Note the significant differences or similarities observed:

• In the PDF graphs, the tails of the kurtosis test are further from zero than the traditional test. This shows evidence that more of the higher peak accelerations are present in the kurtosis test.
• In the kurtosis waveform graphs: the kurtosis value for the traditional test is 3, which is typical of Gaussian distribution. The kurtosis value of the kurtosis test is 7, which matches the value set in the test parameters.
• In the acceleration waveforms, the peak accelerations are at approximately 3 G in the traditional test. The peak accelerations in the kurtosis test are greater than 5 G.

#### Questions to consider:

1. Are the PSDs the same for the traditional Gaussian test and the kurtosis control tests?

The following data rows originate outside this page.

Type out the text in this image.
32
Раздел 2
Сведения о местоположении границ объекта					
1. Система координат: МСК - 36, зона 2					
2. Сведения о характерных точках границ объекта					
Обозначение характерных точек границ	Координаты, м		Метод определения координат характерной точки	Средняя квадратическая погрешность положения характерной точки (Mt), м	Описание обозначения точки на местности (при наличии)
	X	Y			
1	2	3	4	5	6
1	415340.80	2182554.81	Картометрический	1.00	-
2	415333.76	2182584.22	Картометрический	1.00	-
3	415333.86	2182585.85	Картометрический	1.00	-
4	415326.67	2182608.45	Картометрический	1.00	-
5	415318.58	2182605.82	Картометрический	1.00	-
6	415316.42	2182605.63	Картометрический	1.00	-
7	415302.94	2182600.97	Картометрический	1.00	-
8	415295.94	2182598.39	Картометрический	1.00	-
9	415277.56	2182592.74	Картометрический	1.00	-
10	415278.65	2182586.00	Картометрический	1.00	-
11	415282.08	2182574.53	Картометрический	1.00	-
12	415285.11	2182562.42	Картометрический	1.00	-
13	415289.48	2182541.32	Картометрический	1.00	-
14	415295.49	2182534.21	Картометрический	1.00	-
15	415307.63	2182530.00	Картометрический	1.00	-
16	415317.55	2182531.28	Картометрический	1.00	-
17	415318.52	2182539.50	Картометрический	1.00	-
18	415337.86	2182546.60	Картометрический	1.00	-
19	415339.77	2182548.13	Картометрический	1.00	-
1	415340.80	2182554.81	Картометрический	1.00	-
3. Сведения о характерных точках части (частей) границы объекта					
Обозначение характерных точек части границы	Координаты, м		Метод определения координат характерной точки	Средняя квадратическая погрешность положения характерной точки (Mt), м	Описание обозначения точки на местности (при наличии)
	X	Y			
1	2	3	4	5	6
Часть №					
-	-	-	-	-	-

The acceleration profiles for both tests are identical because all other parameters are the same and the overall average power density is the same. Although the kurtosis test includes more of the higher accelerations peaks, the average power density remains the same because the smaller accelerations peaks have been lowered.

2.  Could you hear a difference between the traditional Gaussian test and the kurtosis control tests?

The traditional test emits a hissing sound. The kurtosis test has a similar hiss but with “popping” overtones. The reason for the popping is the higher acceleration peaks being introduced due to the kurtosis settings.